Estan allí, aunque no en todos lugares; aveces, son conocidos, otras no tanto, les puedo decir, que mas bien, no son tan conocidos; incluso, hasta ignorados segun los casos, pero, estan allí.
No son sobrehumanos ni mucho menos, son simplementes hombres o mujeres, que tienen esas cualidades que los hacen diferentes del resto, ya que se manifiestan allí donde es necesario.
No se anuncian, nada de carteles de por medio. Ademas, no esperan recompesas alguna, ni medallas, ni diplomas, ni publicidad.
Me refiero, a esos verdaderos filántropos, personas generosas, bienechoras, caritativas.

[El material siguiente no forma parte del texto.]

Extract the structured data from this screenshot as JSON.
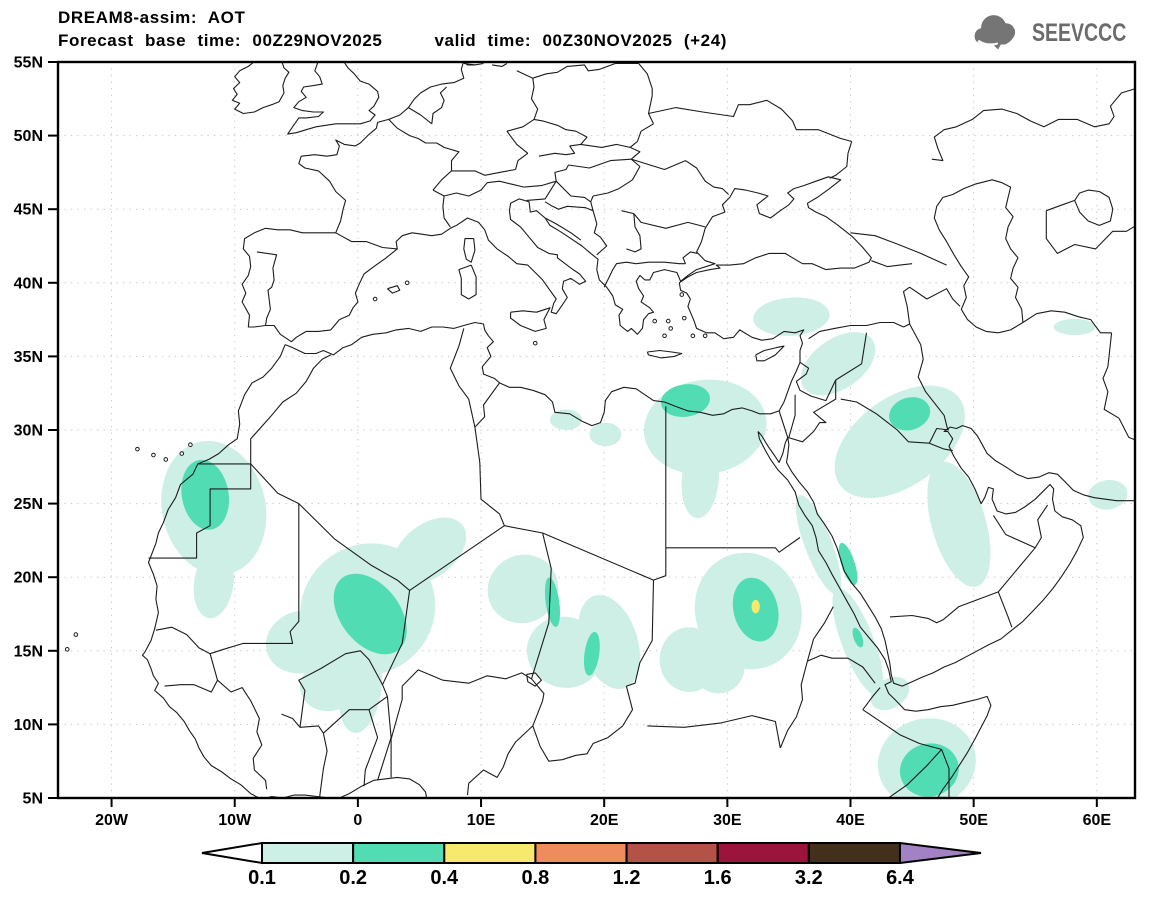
{
  "header": {
    "title": "DREAM8-assim: AOT",
    "base_time": "Forecast base time: 00Z29NOV2025",
    "valid_time": "valid time: 00Z30NOV2025 (+24)"
  },
  "logo": {
    "text": "SEEVCCC",
    "icon": "cloud-arrow-logo-icon",
    "color": "#6b6b6b"
  },
  "chart_data": {
    "type": "heatmap",
    "title": "DREAM8-assim: AOT",
    "variable": "Aerosol Optical Thickness",
    "map_domain": {
      "lon_min": -24.35,
      "lon_max": 63.1,
      "lat_min": 5,
      "lat_max": 55
    },
    "grid": "dotted",
    "lat_ticks": [
      {
        "value": 55,
        "label": "55N"
      },
      {
        "value": 50,
        "label": "50N"
      },
      {
        "value": 45,
        "label": "45N"
      },
      {
        "value": 40,
        "label": "40N"
      },
      {
        "value": 35,
        "label": "35N"
      },
      {
        "value": 30,
        "label": "30N"
      },
      {
        "value": 25,
        "label": "25N"
      },
      {
        "value": 20,
        "label": "20N"
      },
      {
        "value": 15,
        "label": "15N"
      },
      {
        "value": 10,
        "label": "10N"
      },
      {
        "value": 5,
        "label": "5N"
      }
    ],
    "lon_ticks": [
      {
        "value": -20,
        "label": "20W"
      },
      {
        "value": -10,
        "label": "10W"
      },
      {
        "value": 0,
        "label": "0"
      },
      {
        "value": 10,
        "label": "10E"
      },
      {
        "value": 20,
        "label": "20E"
      },
      {
        "value": 30,
        "label": "30E"
      },
      {
        "value": 40,
        "label": "40E"
      },
      {
        "value": 50,
        "label": "50E"
      },
      {
        "value": 60,
        "label": "60E"
      }
    ],
    "colorbar": {
      "labels": [
        "0.1",
        "0.2",
        "0.4",
        "0.8",
        "1.2",
        "1.6",
        "3.2",
        "6.4"
      ],
      "colors": [
        "#cdefe6",
        "#52dcb4",
        "#f5e96e",
        "#ee8c5d",
        "#b55248",
        "#9b143c",
        "#42301d"
      ],
      "under_color": "#ffffff",
      "over_color": "#a282c4"
    },
    "levels_shown": [
      0.1,
      0.2,
      0.4
    ],
    "regions": [
      {
        "name": "western-sahara-outer",
        "level": 0.1,
        "lon": -11.7,
        "lat": 24.7,
        "rx": 4.2,
        "ry": 4.6,
        "rot": -12
      },
      {
        "name": "western-sahara-south-tail",
        "level": 0.1,
        "lon": -11.7,
        "lat": 19.6,
        "rx": 1.6,
        "ry": 2.4,
        "rot": 8
      },
      {
        "name": "sahel-main",
        "level": 0.1,
        "lon": 0.8,
        "lat": 17.8,
        "rx": 5.6,
        "ry": 4.4,
        "rot": -36
      },
      {
        "name": "sahel-ne-arm",
        "level": 0.1,
        "lon": 5.8,
        "lat": 21.8,
        "rx": 3.4,
        "ry": 1.8,
        "rot": -38
      },
      {
        "name": "sahel-south-arm",
        "level": 0.1,
        "lon": 0.2,
        "lat": 12.4,
        "rx": 1.7,
        "ry": 3.0,
        "rot": 8
      },
      {
        "name": "sahel-west-arm",
        "level": 0.1,
        "lon": -4.6,
        "lat": 15.6,
        "rx": 2.9,
        "ry": 2.1,
        "rot": -18
      },
      {
        "name": "sahel-south-blob",
        "level": 0.1,
        "lon": -2.4,
        "lat": 12.6,
        "rx": 2.3,
        "ry": 1.7,
        "rot": -5
      },
      {
        "name": "chad-west",
        "level": 0.1,
        "lon": 13.4,
        "lat": 19.2,
        "rx": 2.9,
        "ry": 2.3,
        "rot": -30
      },
      {
        "name": "chad-central",
        "level": 0.1,
        "lon": 16.8,
        "lat": 14.9,
        "rx": 3.1,
        "ry": 2.4,
        "rot": 18
      },
      {
        "name": "chad-east",
        "level": 0.1,
        "lon": 20.4,
        "lat": 15.6,
        "rx": 2.3,
        "ry": 3.3,
        "rot": -18
      },
      {
        "name": "sudan-west-blob",
        "level": 0.1,
        "lon": 26.9,
        "lat": 14.4,
        "rx": 2.4,
        "ry": 2.2,
        "rot": 0
      },
      {
        "name": "sudan-outer",
        "level": 0.1,
        "lon": 31.7,
        "lat": 17.7,
        "rx": 4.3,
        "ry": 4.0,
        "rot": -18
      },
      {
        "name": "sudan-sw-tail",
        "level": 0.1,
        "lon": 29.3,
        "lat": 13.9,
        "rx": 2.1,
        "ry": 1.8,
        "rot": 20
      },
      {
        "name": "egypt-coast-outer",
        "level": 0.1,
        "lon": 28.2,
        "lat": 30.2,
        "rx": 5.0,
        "ry": 3.2,
        "rot": -8
      },
      {
        "name": "egypt-south-tail",
        "level": 0.1,
        "lon": 27.8,
        "lat": 26.6,
        "rx": 1.5,
        "ry": 2.6,
        "rot": 5
      },
      {
        "name": "libya-coast-small-1",
        "level": 0.1,
        "lon": 16.9,
        "lat": 30.7,
        "rx": 1.3,
        "ry": 0.7,
        "rot": 0
      },
      {
        "name": "libya-coast-small-2",
        "level": 0.1,
        "lon": 20.1,
        "lat": 29.7,
        "rx": 1.3,
        "ry": 0.8,
        "rot": 0
      },
      {
        "name": "turkey-south",
        "level": 0.1,
        "lon": 35.2,
        "lat": 37.7,
        "rx": 3.1,
        "ry": 1.3,
        "rot": -4
      },
      {
        "name": "syria-arm",
        "level": 0.1,
        "lon": 39.0,
        "lat": 34.5,
        "rx": 3.4,
        "ry": 1.7,
        "rot": -35
      },
      {
        "name": "mesopotamia-swath",
        "level": 0.1,
        "lon": 44.0,
        "lat": 29.2,
        "rx": 6.0,
        "ry": 3.0,
        "rot": -36
      },
      {
        "name": "gulf-coast-arm",
        "level": 0.1,
        "lon": 48.8,
        "lat": 23.6,
        "rx": 2.2,
        "ry": 4.4,
        "rot": -16
      },
      {
        "name": "red-sea-north-band",
        "level": 0.1,
        "lon": 37.4,
        "lat": 22.2,
        "rx": 1.1,
        "ry": 3.6,
        "rot": -21
      },
      {
        "name": "red-sea-south-band",
        "level": 0.1,
        "lon": 40.6,
        "lat": 15.6,
        "rx": 1.3,
        "ry": 3.9,
        "rot": -21
      },
      {
        "name": "bab-el-mandeb",
        "level": 0.1,
        "lon": 43.2,
        "lat": 12.1,
        "rx": 1.7,
        "ry": 1.0,
        "rot": -32
      },
      {
        "name": "horn-of-africa-outer",
        "level": 0.1,
        "lon": 46.2,
        "lat": 7.4,
        "rx": 4.0,
        "ry": 3.0,
        "rot": -14
      },
      {
        "name": "oman-coast-small",
        "level": 0.1,
        "lon": 60.9,
        "lat": 25.6,
        "rx": 1.6,
        "ry": 1.0,
        "rot": -8
      },
      {
        "name": "caspian-south-sliver",
        "level": 0.1,
        "lon": 58.2,
        "lat": 37.0,
        "rx": 1.7,
        "ry": 0.55,
        "rot": 0
      },
      {
        "name": "western-sahara-core",
        "level": 0.2,
        "lon": -12.4,
        "lat": 25.6,
        "rx": 1.9,
        "ry": 2.4,
        "rot": -10
      },
      {
        "name": "sahel-core",
        "level": 0.2,
        "lon": 1.0,
        "lat": 17.5,
        "rx": 2.4,
        "ry": 3.1,
        "rot": -38
      },
      {
        "name": "chad-streak-west",
        "level": 0.2,
        "lon": 15.8,
        "lat": 18.3,
        "rx": 0.55,
        "ry": 1.7,
        "rot": -8
      },
      {
        "name": "chad-streak-east",
        "level": 0.2,
        "lon": 19.0,
        "lat": 14.8,
        "rx": 0.6,
        "ry": 1.5,
        "rot": 8
      },
      {
        "name": "sudan-core",
        "level": 0.2,
        "lon": 32.3,
        "lat": 17.8,
        "rx": 1.8,
        "ry": 2.2,
        "rot": -14
      },
      {
        "name": "egypt-coast-core",
        "level": 0.2,
        "lon": 26.6,
        "lat": 32.0,
        "rx": 2.0,
        "ry": 1.1,
        "rot": -8
      },
      {
        "name": "iraq-core",
        "level": 0.2,
        "lon": 44.8,
        "lat": 31.1,
        "rx": 1.7,
        "ry": 1.1,
        "rot": -18
      },
      {
        "name": "red-sea-teal-streak",
        "level": 0.2,
        "lon": 39.8,
        "lat": 20.9,
        "rx": 0.55,
        "ry": 1.5,
        "rot": -18
      },
      {
        "name": "red-sea-teal-dot",
        "level": 0.2,
        "lon": 40.6,
        "lat": 15.9,
        "rx": 0.35,
        "ry": 0.7,
        "rot": -20
      },
      {
        "name": "horn-of-africa-core",
        "level": 0.2,
        "lon": 46.4,
        "lat": 6.9,
        "rx": 2.4,
        "ry": 1.8,
        "rot": -14
      },
      {
        "name": "sudan-peak",
        "level": 0.4,
        "lon": 32.3,
        "lat": 18.0,
        "rx": 0.34,
        "ry": 0.46,
        "rot": 0
      }
    ]
  }
}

Que de verdad, aman a su projimo, y que dan de si mismos, para ayudar al necesitado.
Hay pueblos y personas beneficiados por la generosidad de uno o de varios filántropos, a los que nunca conocieron ni vieron sus rostros, nunca pudieron estrecharles las manos como gesto de gratitud.

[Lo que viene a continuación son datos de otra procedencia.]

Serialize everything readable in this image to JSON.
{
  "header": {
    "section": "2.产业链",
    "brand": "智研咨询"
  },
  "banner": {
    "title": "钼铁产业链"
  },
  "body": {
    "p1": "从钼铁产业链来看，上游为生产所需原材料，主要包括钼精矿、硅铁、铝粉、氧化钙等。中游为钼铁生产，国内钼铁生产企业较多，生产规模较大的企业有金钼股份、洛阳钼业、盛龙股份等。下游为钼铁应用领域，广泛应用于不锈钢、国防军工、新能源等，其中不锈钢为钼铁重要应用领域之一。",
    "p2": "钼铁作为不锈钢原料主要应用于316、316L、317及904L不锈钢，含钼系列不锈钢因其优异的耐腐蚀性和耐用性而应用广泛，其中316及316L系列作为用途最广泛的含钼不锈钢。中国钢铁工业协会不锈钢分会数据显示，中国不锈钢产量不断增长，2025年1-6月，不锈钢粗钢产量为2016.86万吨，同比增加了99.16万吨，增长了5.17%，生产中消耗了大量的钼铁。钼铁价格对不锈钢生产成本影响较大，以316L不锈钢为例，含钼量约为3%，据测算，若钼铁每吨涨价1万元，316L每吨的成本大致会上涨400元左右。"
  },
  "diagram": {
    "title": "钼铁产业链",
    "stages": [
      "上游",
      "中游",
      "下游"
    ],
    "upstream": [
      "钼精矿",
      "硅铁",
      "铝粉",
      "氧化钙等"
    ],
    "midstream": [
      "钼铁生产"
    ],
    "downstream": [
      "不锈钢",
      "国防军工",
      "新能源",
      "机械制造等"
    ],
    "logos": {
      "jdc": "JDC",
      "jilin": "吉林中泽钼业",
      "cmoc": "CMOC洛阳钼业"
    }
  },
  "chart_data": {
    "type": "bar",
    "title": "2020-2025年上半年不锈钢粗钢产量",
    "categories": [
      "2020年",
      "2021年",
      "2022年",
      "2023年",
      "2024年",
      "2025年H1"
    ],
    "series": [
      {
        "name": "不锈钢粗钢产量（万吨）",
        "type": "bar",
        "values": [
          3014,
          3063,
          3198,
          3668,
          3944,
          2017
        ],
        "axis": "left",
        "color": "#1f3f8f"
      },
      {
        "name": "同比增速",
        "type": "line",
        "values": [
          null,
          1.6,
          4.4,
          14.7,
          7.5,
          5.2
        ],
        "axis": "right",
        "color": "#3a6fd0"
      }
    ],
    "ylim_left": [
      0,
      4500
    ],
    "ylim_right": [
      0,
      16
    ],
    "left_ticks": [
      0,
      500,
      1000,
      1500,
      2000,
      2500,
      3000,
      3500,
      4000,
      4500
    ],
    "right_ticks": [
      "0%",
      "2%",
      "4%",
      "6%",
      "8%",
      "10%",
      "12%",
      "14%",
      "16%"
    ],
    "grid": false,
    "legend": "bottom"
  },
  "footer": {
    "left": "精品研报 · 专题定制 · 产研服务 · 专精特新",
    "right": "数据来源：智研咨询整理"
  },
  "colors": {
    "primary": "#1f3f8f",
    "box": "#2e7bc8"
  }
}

La recompensa de ellos, ¿saben cuál es?
Es la de saber, que cubrieron y alimentaron las carencias de muchos pobres, y que vieron, o supieron, que sus dineros o bienes materiales fueron bien empleados.
Hechos de los Apóstoles 10:1 y 2,
El Apóstol Pablo escribe a Timoteo en su primera Epístola, capítulo 6:17 al 19, A los ricos de este siglo manda que no sean altivos...
Que hagan bien, que sean ricos en buenas obras...
Estan allí, en muchos lugares, no son muy conocidos, pero estan allí.